Experiment RL containing RNN and Experience Replay to better understand how following techniches and parameters affect.
R2D2 incporporated RNN into distributed reinforcement learning to achieve significant performance improvements on Atari tasks.
In that paper, they investigated the training of RNNs with Experience Replay. And proposed following techniques adapt off-policy and Experience Replay to Actor-Critic algorithm.
- 'Stored state' keep the hidden state of to the experience buffer when roll out.
- "Burn-in" allow network to go through state before training timestep.
TD3 which is Actor-Critic algorithm which has replay buffer is used for following benchmarks.
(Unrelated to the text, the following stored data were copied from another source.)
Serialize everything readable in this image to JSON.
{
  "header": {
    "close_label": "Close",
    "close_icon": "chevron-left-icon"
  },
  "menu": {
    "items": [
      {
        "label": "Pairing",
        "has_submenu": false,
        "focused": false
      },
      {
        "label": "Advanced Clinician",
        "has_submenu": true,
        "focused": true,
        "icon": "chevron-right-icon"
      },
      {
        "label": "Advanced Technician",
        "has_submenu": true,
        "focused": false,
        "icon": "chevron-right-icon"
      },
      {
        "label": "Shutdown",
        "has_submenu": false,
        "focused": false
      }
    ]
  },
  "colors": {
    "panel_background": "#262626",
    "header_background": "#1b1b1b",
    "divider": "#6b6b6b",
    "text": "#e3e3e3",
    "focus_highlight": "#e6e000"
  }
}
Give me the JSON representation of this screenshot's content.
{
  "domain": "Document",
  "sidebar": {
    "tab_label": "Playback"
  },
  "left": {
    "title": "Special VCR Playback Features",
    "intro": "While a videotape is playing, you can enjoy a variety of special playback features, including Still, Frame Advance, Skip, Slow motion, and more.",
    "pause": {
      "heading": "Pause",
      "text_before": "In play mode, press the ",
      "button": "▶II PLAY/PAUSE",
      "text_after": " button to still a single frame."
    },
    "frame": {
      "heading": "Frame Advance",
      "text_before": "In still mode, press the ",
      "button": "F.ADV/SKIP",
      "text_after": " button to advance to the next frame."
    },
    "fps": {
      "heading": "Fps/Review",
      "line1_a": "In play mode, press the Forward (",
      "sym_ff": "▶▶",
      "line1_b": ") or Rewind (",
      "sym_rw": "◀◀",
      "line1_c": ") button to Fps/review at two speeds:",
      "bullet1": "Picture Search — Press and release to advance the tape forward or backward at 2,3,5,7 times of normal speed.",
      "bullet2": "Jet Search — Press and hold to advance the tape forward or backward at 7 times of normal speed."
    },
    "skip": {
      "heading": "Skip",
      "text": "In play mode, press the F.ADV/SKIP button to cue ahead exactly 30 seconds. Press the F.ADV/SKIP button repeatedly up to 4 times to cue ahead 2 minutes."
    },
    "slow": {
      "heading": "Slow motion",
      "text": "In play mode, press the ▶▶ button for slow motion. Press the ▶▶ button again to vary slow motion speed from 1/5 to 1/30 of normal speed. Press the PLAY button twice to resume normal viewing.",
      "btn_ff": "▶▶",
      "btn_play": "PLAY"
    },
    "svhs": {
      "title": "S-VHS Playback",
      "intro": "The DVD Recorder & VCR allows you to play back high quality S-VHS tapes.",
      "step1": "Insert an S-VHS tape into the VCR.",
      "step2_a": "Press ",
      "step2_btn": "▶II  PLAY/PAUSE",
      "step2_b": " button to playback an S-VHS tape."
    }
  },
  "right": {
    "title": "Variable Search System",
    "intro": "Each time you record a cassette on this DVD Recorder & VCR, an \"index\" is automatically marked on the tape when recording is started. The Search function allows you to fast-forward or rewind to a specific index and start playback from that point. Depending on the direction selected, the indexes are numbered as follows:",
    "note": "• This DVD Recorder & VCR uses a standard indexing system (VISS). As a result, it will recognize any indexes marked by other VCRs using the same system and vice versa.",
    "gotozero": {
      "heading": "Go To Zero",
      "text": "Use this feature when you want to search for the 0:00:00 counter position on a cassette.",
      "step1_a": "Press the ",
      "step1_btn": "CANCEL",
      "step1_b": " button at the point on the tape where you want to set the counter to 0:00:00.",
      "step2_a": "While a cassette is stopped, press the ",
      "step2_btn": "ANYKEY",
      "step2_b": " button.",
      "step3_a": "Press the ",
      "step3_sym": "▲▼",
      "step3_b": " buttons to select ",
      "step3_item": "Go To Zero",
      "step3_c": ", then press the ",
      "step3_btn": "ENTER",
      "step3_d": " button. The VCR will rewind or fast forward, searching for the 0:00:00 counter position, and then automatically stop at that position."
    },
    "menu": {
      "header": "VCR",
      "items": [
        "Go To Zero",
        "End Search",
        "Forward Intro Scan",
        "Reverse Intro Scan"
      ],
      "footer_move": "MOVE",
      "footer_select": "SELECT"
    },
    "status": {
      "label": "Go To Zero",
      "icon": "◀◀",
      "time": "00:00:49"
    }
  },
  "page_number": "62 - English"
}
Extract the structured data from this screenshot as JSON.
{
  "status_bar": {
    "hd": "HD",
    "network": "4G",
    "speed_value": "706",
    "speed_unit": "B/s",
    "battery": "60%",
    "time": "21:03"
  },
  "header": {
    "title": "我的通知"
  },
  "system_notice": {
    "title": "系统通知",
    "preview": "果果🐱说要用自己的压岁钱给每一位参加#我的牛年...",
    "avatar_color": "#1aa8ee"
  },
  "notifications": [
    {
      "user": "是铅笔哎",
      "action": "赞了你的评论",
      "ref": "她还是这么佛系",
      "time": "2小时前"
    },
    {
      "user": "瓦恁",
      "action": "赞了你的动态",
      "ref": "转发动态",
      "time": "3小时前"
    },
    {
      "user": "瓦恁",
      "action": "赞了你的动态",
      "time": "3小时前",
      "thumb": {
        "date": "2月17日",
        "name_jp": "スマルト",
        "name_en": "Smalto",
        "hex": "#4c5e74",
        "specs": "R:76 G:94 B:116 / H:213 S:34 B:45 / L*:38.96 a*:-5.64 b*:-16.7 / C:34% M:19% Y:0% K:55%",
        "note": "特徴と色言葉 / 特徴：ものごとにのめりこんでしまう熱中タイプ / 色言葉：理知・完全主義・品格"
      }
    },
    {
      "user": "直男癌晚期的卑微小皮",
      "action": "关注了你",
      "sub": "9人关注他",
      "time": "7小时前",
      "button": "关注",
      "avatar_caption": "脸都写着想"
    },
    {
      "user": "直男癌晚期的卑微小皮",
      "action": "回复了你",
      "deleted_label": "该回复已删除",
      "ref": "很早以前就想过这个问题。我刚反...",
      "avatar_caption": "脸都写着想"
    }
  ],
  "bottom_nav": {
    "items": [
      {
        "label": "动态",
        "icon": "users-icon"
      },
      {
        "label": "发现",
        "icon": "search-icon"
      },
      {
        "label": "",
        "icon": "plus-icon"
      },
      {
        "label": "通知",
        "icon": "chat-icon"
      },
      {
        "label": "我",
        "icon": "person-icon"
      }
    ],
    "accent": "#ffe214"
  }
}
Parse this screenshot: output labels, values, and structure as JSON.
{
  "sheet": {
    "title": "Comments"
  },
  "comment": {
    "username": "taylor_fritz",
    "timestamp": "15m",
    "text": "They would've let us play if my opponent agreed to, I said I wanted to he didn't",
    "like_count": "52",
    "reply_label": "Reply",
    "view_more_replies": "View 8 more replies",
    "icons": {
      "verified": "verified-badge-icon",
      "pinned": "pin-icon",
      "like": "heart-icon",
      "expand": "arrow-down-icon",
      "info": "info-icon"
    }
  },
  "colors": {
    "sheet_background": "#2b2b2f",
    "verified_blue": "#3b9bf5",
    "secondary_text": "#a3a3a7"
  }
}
- Difference using simple stacked observation and RNN network against POMDP task
- How following techniques make difference
- Stored state
- Burn-in process
- How parameters of above techniques affect performance
pip install -e .
without RNN, using CPU
python rnnrl/algos/pytorch/td3/td3.py --env Pendulum-v0 --seed=$i --device cpu
with RNN, using GPU
python rnnrl/algos/pytorch/td3/td3.py --env Pendulum-v0 --seed=$i --device cuda --recurrent
Benchmarks are executed under environment of Pendulum-v0 with PartialObservation.
PartialObservation is a wrapper to allow policy to receive observation only once in 3 times of steps for making POMDP. The naive technique to mitigate POMDP is to simply use stacked observations as observation at some point.